The Second Amendment Right to Bear Arms
By Robert Phillips, Deputy District Attorney (Ret).
Ruling: State statutes restricting a law-abiding adult citizens’ right to keep and bear arms by requiring a showing of “proper cause” violate the Second and Fourteenth Amendments, U.S. Supreme Court decision says.
Discussion: I periodically get asked why I haven’t briefed the U.S. Supreme Court’s latest pronouncement supporting the right to carry a concealed firearm under the Second Amendment; i.e., New York State Rifle & Pistol Association v. Bruen (June 23, 2022) __ U.S. __ [142 S.Ct. 2111; 213 L.Ed.2nd 387].
The simple answer is (1) this new case has nothing to do with search and seizure law upon which I concentrate, and (2) the decision is long (some 70 pages) and complicated, defying any mortal human being’s ability to fully comprehend.

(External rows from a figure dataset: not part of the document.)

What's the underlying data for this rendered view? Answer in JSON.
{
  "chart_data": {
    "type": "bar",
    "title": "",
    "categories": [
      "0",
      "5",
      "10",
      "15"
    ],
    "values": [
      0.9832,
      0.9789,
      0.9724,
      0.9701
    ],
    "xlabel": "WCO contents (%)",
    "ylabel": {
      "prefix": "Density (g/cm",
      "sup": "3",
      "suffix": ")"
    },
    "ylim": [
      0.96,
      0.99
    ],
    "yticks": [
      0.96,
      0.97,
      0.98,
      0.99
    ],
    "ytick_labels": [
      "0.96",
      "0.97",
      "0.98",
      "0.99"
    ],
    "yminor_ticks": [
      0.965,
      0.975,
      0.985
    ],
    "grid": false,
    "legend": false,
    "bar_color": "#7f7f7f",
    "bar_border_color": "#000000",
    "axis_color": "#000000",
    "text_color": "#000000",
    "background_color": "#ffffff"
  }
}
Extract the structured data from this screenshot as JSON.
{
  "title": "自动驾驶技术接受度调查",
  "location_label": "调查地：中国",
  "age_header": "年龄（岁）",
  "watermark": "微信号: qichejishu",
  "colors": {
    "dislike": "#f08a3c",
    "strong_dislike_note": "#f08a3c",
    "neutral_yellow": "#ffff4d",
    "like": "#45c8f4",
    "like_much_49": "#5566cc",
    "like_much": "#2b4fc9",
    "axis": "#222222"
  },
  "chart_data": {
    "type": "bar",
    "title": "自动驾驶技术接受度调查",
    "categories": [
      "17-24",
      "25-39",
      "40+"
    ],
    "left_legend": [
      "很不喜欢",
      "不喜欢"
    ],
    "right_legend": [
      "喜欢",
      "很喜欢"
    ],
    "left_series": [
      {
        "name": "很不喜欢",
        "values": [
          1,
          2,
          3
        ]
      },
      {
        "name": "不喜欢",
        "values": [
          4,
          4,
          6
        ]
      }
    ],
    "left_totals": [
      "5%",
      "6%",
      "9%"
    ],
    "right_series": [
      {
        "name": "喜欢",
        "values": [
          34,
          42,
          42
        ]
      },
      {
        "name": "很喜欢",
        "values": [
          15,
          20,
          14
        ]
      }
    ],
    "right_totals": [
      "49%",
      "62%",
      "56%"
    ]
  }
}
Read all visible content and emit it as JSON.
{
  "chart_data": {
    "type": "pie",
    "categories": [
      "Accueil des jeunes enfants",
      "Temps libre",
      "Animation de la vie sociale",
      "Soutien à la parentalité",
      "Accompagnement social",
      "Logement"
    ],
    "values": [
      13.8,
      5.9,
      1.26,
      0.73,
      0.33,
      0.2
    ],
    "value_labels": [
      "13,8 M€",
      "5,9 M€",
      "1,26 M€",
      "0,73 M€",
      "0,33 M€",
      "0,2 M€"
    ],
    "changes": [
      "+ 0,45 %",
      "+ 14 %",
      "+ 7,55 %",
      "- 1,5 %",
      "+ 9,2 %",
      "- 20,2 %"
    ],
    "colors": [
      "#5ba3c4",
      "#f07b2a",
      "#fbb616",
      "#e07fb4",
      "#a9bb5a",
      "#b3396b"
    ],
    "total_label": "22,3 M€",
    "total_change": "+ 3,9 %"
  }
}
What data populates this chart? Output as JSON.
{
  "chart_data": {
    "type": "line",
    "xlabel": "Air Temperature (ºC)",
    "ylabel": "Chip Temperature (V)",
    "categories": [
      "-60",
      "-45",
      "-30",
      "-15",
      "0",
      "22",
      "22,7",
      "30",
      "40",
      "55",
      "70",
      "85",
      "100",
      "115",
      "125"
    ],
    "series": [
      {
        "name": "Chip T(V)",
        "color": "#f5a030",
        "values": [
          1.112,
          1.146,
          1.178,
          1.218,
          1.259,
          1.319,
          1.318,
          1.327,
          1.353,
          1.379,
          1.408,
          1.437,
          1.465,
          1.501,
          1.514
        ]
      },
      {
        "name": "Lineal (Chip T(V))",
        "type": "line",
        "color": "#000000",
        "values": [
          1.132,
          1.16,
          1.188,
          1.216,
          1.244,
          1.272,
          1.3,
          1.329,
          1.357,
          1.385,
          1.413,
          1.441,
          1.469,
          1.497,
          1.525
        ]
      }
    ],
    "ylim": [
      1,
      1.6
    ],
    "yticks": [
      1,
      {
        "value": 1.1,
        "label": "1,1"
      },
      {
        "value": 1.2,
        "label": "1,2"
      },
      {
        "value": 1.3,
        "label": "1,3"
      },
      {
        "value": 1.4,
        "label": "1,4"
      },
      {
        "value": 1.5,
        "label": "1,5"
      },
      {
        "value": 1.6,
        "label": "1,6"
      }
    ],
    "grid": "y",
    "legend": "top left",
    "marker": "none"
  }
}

But because I’ve received a number of requests to make the attempt, and because Bruen is likely to have a profound effect on California’s restrictive firearms laws, I have relented and agreed to at least compromise, writing this Editorial/Admin Note.
The Ruling
Bruen is a 6-3 decision authored by Justice Clarence Thomas, overturning a decision out of New York (see N.Y. State Rifle & Pistol Association v. Beach (2nd Cir. N.Y. Aug. 16, 2020) 818 Fed. Appx. 99.). In Bruen, the Supreme Court ruled that the petitioners (“two ordinary, law-abiding, adult citizens”) were unlawfully denied their right to “bear” arms – violating their Second (“keep and bear arms”) and Fourteenth (“due process”) Amendment rights – when they were told that they didn’t qualify for a permit to carry firearms (whether concealed or exposed) outside the home.
In their respective petitions, the two New York residents alleged only that they wished to carry firearms for general self-protection, failing to note any specific threats to their well-being. New York determined that this was not enough, denying their petitions. The U.S. Supreme Court disagreed.
In his written decision, Justice Thomas notes that only six states (which include New York and California; see Cal. Penal Code § 26150) and the District of Columbia have what are referred to as “may issue” licensing laws, under which authorities have the discretion to deny concealed-carry licenses even when the applicant has satisfied that jurisdiction’s statutory “law-abiding, adult citizen” criteria. (In California, a sheriff “may issue” a CCW permit only if the applicant shows “good cause” for the issuance of the license. See subdivision (a)(2) of section 26150.)
In New York, an individual who wants to carry a firearm outside his home (whether concealed or openly exposed) may obtain an unrestricted license to “have and carry” a concealed “pistol or revolver” if, and only if, he can prove that “proper cause exists” for doing so. New York’s issuing authority has an amazing amount of discretion in deciding whether “proper cause” exists, commonly denying gun owners’ petitions.
Referring to New York’s requirements for obtaining an unrestricted license, the Supreme Court ruled that as written and applied, New York’s statutes violated the two petitioners’ Second and Fourteenth Amendment rights. The Court held that when determining the constitutionality of a state’s firearms statutes under the Second Amendment, it is required that the government be able to show that the regulation at issue “is consistent with the nation’s historical tradition of firearm regulation.” In applying this test, the Court found that “New York’s proper-cause requirement violates the Fourteenth Amendment by preventing law-abiding citizens with ordinary self-defense needs from exercising their Second Amendment right to keep and bear arms in public for self-defense.”
Is California’s Law Next?
The Court provides us with a long and excruciatingly painful historical review of the Second Amendment since its inception in 1791, as well as the Fourteenth Amendment’s due process clause enacted in 1868. The bottom line, as ruled by the Court, is that New York’s restrictive firearms concealed and open carry statutes fail to pass the smell test. One can make the same argument that when tested, California’s concealed carry statutes may suffer the same fate. But that, of course, remains to be seen.